Mais ou menos na época em que Montaigne, na França, fazia a apologia do homem canibal para denunciar a hipocrisia da sociedade francesa, Giorgio Vasari, na Itália, introduzia o conceito de pitoresco na arte. A nossa digressão inicia em meados do século XVI, quando caravelas iam e vinham no Oceano Atlântico, inaugurando o mais consistente tráfico de seres humanos da história e reduzindo o Mercantilismo a um regime baseado no lucro graças à escravidão de massa.

A nossa amnésia histórica deixou-nos o gosto pelo pitoresco e esqueceu-se da lição do canibal. Não que alguns intelectuais não tenham tentado refrescar a memória pátria. Há quase cem anos, Oswald de Andrade retomava com a força vulcânica das rupturas modernistas a ideia de inversão de valores, associando o canibalismo ao poder de transformação que a nossa independência não havia alcançado, por não ter deglutido o seu passado colonial. Precisaríamos de uma segunda Semana de Arte Moderna para, duzentos anos mais tarde, em 2022, tentarmos fazer novamente uma síntese.

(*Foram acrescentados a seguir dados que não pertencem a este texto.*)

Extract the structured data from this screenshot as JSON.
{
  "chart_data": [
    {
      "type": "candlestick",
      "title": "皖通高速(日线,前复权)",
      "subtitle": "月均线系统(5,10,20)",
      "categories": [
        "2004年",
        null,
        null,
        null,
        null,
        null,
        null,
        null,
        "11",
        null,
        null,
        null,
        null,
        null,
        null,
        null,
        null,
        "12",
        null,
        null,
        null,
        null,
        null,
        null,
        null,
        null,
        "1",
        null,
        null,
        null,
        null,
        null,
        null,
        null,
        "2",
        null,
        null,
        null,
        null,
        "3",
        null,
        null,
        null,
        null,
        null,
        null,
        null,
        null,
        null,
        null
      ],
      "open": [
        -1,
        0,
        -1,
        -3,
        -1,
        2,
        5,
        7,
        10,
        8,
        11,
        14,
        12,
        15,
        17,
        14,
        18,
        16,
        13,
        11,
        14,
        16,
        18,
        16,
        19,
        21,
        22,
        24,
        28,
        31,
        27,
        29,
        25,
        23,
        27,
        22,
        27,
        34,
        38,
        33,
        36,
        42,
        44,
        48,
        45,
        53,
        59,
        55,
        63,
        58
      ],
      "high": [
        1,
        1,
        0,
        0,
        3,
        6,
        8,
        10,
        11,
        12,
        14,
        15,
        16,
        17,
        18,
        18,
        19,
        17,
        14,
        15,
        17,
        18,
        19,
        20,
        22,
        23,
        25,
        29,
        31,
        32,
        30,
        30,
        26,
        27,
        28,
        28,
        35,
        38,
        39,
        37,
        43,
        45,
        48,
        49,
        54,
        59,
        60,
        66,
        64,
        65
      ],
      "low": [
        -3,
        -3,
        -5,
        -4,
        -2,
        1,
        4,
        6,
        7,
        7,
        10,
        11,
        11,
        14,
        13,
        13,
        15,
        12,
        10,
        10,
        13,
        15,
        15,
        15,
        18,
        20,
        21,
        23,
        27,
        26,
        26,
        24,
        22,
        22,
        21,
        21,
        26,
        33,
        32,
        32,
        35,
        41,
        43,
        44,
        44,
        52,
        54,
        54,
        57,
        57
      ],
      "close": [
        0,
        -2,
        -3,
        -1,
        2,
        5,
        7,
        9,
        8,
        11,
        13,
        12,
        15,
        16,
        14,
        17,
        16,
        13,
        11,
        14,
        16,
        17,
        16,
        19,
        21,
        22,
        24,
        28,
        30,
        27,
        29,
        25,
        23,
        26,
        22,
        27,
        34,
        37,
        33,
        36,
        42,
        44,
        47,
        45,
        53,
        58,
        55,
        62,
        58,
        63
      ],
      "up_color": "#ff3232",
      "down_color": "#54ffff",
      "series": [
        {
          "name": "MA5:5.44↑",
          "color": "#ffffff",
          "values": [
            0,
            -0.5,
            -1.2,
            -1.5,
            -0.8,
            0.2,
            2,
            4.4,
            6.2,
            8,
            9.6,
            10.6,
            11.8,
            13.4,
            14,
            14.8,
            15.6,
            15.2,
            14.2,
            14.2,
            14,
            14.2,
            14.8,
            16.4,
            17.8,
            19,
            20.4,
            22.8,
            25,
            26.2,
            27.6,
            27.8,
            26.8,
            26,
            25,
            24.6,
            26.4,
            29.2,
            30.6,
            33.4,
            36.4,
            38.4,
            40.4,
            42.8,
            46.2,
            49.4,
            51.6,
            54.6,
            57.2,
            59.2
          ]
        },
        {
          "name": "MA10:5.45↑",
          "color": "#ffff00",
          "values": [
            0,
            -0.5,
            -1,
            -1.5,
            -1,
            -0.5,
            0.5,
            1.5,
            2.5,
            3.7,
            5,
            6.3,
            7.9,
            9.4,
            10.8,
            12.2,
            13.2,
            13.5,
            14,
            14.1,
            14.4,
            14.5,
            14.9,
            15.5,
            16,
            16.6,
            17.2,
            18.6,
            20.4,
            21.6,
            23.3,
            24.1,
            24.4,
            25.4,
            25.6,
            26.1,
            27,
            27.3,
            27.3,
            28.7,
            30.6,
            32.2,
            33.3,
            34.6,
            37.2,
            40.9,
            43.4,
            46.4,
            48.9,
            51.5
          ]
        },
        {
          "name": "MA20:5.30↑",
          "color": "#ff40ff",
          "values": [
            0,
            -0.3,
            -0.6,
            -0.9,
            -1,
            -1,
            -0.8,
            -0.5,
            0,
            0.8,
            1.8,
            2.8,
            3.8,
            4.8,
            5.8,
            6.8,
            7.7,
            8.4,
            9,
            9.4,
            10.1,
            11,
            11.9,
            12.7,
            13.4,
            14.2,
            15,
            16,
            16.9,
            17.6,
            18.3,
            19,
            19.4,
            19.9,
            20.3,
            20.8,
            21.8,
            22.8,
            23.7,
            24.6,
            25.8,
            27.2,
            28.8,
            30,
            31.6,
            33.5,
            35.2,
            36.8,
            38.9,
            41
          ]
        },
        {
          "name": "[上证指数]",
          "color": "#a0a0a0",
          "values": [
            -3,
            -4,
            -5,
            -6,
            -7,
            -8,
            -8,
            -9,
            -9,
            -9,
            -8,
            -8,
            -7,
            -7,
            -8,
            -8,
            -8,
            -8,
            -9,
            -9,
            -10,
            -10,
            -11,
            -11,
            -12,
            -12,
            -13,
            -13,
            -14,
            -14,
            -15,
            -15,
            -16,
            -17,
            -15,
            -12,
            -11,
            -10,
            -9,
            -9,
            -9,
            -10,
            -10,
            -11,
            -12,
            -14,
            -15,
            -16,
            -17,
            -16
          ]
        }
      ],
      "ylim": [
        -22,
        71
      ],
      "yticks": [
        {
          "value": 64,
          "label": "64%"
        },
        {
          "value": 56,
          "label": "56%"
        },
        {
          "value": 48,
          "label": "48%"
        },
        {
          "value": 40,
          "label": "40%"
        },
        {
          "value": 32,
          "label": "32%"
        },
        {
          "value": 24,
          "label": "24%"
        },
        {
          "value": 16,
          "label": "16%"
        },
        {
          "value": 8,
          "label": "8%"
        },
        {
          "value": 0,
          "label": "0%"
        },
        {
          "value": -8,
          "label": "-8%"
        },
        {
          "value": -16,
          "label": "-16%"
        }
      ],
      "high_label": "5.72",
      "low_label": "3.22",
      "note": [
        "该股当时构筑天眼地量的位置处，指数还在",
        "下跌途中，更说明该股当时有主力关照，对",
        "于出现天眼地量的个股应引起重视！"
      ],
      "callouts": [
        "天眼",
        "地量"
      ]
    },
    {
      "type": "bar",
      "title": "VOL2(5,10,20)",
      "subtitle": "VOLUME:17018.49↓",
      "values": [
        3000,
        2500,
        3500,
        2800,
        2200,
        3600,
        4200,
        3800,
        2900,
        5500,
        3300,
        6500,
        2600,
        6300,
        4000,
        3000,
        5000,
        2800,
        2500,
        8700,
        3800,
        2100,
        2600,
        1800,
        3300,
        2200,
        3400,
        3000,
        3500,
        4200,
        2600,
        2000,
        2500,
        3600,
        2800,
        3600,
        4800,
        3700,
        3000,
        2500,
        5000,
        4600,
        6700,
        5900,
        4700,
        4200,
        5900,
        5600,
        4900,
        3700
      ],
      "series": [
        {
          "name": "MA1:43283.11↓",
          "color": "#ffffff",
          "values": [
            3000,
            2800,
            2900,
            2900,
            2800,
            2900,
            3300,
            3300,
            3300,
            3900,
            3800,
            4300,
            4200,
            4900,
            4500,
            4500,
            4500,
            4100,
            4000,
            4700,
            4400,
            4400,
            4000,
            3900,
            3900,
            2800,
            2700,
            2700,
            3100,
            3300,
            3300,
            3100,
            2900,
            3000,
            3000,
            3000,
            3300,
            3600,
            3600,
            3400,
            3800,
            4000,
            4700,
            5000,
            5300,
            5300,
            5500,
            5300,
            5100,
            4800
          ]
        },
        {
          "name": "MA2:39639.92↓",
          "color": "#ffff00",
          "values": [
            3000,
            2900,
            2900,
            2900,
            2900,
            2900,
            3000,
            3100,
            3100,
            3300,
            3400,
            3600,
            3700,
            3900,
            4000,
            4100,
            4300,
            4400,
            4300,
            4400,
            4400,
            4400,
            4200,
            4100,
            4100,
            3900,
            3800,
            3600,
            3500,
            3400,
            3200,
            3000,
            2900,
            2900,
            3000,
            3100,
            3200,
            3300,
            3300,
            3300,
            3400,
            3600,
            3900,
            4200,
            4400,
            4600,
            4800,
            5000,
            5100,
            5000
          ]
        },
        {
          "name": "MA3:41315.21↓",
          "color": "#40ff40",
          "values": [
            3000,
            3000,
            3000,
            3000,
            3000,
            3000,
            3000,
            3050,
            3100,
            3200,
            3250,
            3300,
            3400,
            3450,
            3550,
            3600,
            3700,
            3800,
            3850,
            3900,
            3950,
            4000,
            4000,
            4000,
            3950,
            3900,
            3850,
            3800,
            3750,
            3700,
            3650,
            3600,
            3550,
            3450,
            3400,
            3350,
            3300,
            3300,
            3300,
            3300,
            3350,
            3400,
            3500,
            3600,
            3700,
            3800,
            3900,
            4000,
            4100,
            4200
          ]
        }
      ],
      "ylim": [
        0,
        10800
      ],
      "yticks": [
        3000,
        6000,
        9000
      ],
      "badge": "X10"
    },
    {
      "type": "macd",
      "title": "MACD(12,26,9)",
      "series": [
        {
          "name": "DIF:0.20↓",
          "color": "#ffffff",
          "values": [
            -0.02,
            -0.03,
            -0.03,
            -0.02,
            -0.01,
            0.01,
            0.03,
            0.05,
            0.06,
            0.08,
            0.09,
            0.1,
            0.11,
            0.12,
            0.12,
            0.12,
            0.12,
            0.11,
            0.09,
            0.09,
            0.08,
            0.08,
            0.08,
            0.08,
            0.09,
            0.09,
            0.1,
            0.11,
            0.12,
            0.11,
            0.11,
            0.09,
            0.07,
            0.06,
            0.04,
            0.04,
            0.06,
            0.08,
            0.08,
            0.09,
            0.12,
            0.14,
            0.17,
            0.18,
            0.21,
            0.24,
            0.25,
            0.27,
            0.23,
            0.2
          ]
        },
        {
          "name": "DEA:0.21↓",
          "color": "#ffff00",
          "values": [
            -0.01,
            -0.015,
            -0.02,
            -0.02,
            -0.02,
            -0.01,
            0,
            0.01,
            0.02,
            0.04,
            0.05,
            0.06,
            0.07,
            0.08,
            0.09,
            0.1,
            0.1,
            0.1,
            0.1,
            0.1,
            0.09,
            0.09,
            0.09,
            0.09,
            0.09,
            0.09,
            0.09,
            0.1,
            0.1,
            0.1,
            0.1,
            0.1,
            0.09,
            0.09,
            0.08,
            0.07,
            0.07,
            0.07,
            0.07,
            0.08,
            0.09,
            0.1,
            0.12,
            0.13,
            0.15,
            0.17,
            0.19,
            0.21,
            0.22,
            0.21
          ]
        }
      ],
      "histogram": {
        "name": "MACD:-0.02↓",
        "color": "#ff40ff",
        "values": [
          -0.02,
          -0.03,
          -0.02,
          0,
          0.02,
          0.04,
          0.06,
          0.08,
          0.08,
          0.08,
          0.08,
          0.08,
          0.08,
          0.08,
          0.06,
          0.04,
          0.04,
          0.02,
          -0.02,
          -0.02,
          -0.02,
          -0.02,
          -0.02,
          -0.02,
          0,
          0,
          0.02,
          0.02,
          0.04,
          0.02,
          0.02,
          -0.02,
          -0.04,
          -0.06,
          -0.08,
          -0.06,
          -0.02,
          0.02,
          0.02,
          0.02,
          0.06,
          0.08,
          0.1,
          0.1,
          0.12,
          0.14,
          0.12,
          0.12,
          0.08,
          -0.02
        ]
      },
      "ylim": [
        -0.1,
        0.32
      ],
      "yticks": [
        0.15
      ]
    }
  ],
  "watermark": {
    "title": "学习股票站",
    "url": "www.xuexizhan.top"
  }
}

Em primeiro lugar eu diria: Montaigne, devolva o nosso canibal. O canibal evidencia com a sua presença periférica, ou ex-cêntrica para usar um conceito quase atual, toda a diferença, mas também a tensão permanente das comunidades excluídas em relação ao centro (Ocidental). Pediria a Montaigne para nos devolver o canibal, pois o centro não precisa ser necessariamente Paris: pode ser a zona sul do Rio de Janeiro ou a zona nobre de São Paulo. Os nossos centros também não enxergam a sua hipocrisia. O centro do Brasil, que pode estar em Brasília ou na Aldeota em Fortaleza, trata o canibal como um elemento da cena pitoresca. Não se espanta que os pistoleiros, digo, agricultores, sejam representados com espingardas nos ombros. O seu ideal rural ficou cristalizado nas aulas de história do ensino primário, embora não tenha entendido bem a diferença entre Entradas e Bandeiras. Voluntariamente, o homem do centro recusa-se a fazer a diferença entre público e privado, a menos que seja contra os seus interesses. Usucapião é direito se o ocupante é grileiro, é terrorismo se protagonizado por movimentos sociais organizados. Sempre tivemos, como se sabe, dois pesos e duas medidas: ao senhor de engenho a liberdade, ao negro a escravidão, ao indígena o genocídio.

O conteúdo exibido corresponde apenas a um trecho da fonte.